The Peggy Guggenheim Collection celebrates its thirtieth anniversary with other surprises for its visitors. From April onwards, through December 2010, each Friday from 4-6pm, ‘Pay What You Wish’ will invite visitors to the museum to enter without purchasing a ticket, but by making instead a donation in an amount of their own choice, “what you wish”, in support of the museum’s operating expenses. This is practiced already by New York’s major museums, such as MoMA, the Metropolitan Museum of Art, the Guggenheim Museum and the Whitney Museum of American Art. The novelty in Italy of ‘Pay What You Wish’ at the Peggy Guggenheim Collection matches Peggy Guggenheim’s own spirit of generosity and enterprise and it is supported by Distilleria Nardini. Secondly, the museum welcomes visitors who can demonstrate with ID that they are thirty years of age to a complimentary visit to the museum, to its exhibitions and to Peggy Guggenheim’s collection of modern masters, from Picasso and Magritte to Kandinsky and Pollock. Thirdly, students from the Video Design and Sound Design courses at the Istituto Europeo di Design – IED are creating a ‘viral’ video that captures the museum’s spirit of innovation and originality.

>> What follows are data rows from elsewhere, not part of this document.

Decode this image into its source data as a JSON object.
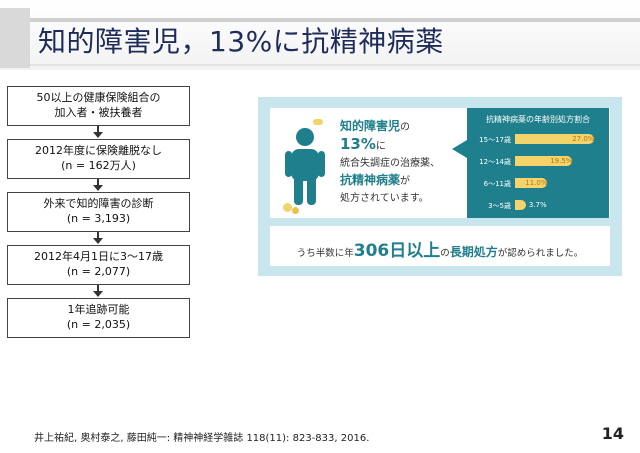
{
  "slide": {
    "title": "知的障害児，13%に抗精神病薬",
    "page_number": "14",
    "citation": "井上祐紀, 奥村泰之, 藤田純一: 精神神経学雑誌 118(11): 823-833, 2016."
  },
  "flowchart": {
    "steps": [
      {
        "line1": "50以上の健康保険組合の",
        "line2": "加入者・被扶養者"
      },
      {
        "line1": "2012年度に保険離脱なし",
        "line2": "(n = 162万人)"
      },
      {
        "line1": "外来で知的障害の診断",
        "line2": "(n = 3,193)"
      },
      {
        "line1": "2012年4月1日に3～17歳",
        "line2": "(n = 2,077)"
      },
      {
        "line1": "1年追跡可能",
        "line2": "(n = 2,035)"
      }
    ]
  },
  "infographic": {
    "heading": "知的障害児",
    "heading_suffix": "の",
    "percent": "13%",
    "percent_suffix": "に",
    "line3": "統合失調症の治療薬、",
    "drug": "抗精神病薬",
    "drug_suffix": "が",
    "line5": "処方されています。",
    "bottom_pre": "うち半数に年",
    "bottom_num": "306日以上",
    "bottom_mid": "の",
    "bottom_emph": "長期処方",
    "bottom_post": "が認められました。"
  },
  "chart_data": {
    "type": "bar",
    "title": "抗精神病薬の年齢別処方割合",
    "categories": [
      "15～17歳",
      "12～14歳",
      "6～11歳",
      "3～5歳"
    ],
    "values": [
      27.0,
      19.5,
      11.0,
      3.7
    ],
    "value_labels": [
      "27.0%",
      "19.5%",
      "11.0%",
      "3.7%"
    ],
    "colors": {
      "bar": "#f4d36b",
      "panel": "#1f7f8c"
    }
  }
}
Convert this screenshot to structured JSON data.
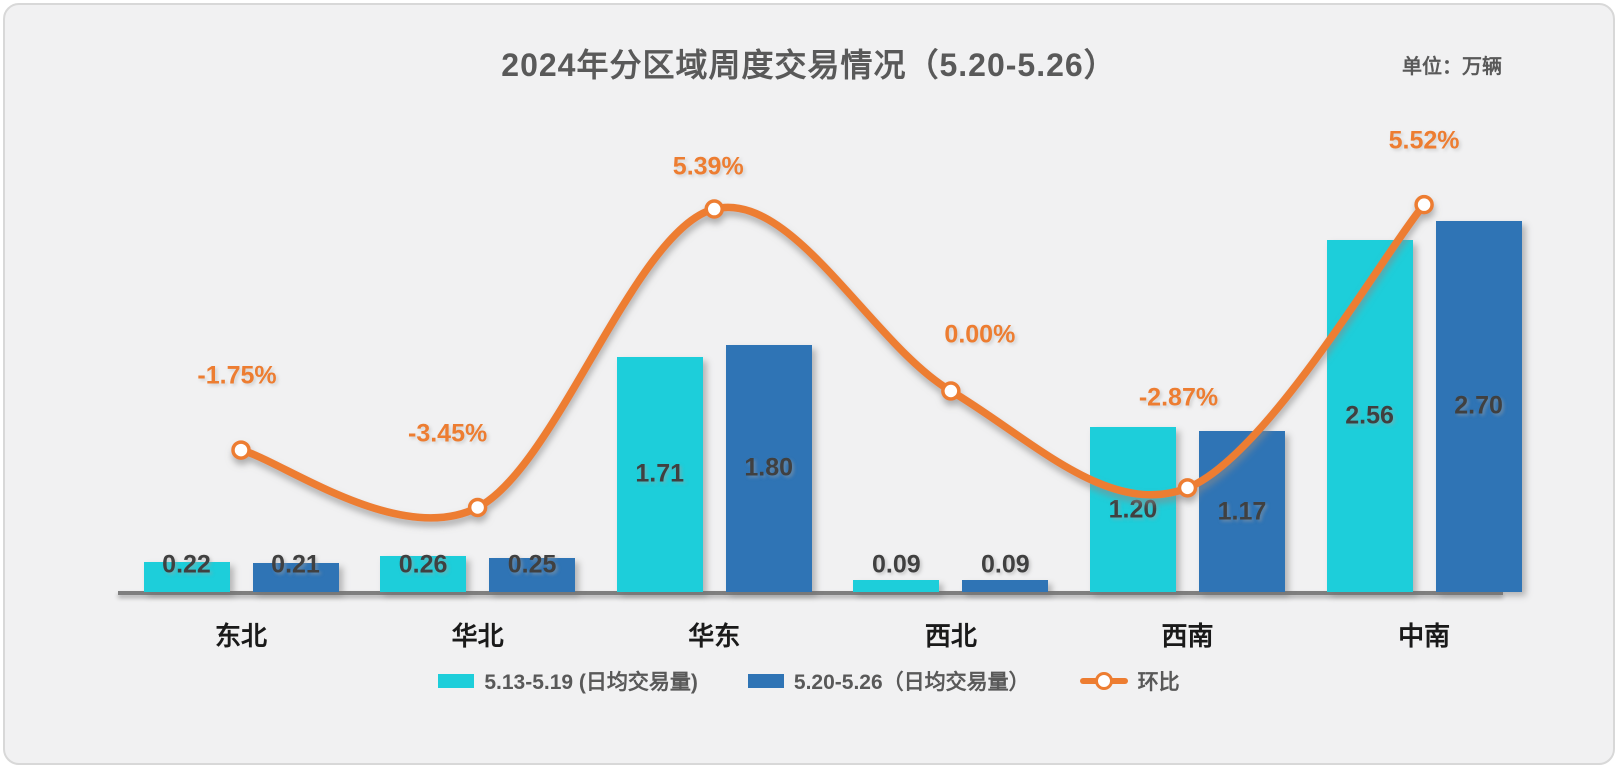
{
  "page": {
    "title": "2024年分区域周度交易情况（5.20-5.26）",
    "unit_label": "单位：万辆"
  },
  "chart_data": {
    "type": "combo_bar_line",
    "title": "2024年分区域周度交易情况（5.20-5.26）",
    "unit": "万辆",
    "categories": [
      "东北",
      "华北",
      "华东",
      "西北",
      "西南",
      "中南"
    ],
    "series": [
      {
        "name": "5.13-5.19 (日均交易量)",
        "type": "bar",
        "color": "#1DCEDA",
        "values": [
          0.22,
          0.26,
          1.71,
          0.09,
          1.2,
          2.56
        ]
      },
      {
        "name": "5.20-5.26（日均交易量）",
        "type": "bar",
        "color": "#2F74B5",
        "values": [
          0.21,
          0.25,
          1.8,
          0.09,
          1.17,
          2.7
        ]
      },
      {
        "name": "环比",
        "type": "line",
        "color": "#ED7D31",
        "unit": "%",
        "values": [
          -1.75,
          -3.45,
          5.39,
          0.0,
          -2.87,
          5.52
        ],
        "point_labels": [
          "-1.75%",
          "-3.45%",
          "5.39%",
          "0.00%",
          "-2.87%",
          "5.52%"
        ]
      }
    ],
    "value_label_color": "#404040",
    "category_label_color": "#1A1A1A",
    "axis_color": "#7F7F7F",
    "marker_style": "white-circle-orange-ring",
    "grid": false,
    "legend_position": "bottom"
  },
  "legend": {
    "items": [
      {
        "label": "5.13-5.19 (日均交易量)",
        "swatch": "bar",
        "color": "#1DCEDA"
      },
      {
        "label": "5.20-5.26（日均交易量）",
        "swatch": "bar",
        "color": "#2F74B5"
      },
      {
        "label": "环比",
        "swatch": "line-marker",
        "color": "#ED7D31"
      }
    ]
  }
}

Philip Rylands, Director of the Peggy Guggenheim Collection, summarized the spirit of this anniversary: “The museum looks at the next thirty years with optimism, and thanks all those who have generously helped us through the first thirty, such as the Regione del Veneto, the members of our Advisory Board, the Banca del Gottardo, now BSI in Lugano, and Intrapresæ Collezione Guggenheim. Above all we are indebted to Peggy Guggenheim’s genius, and to the supreme quality of her collection of great modern art.”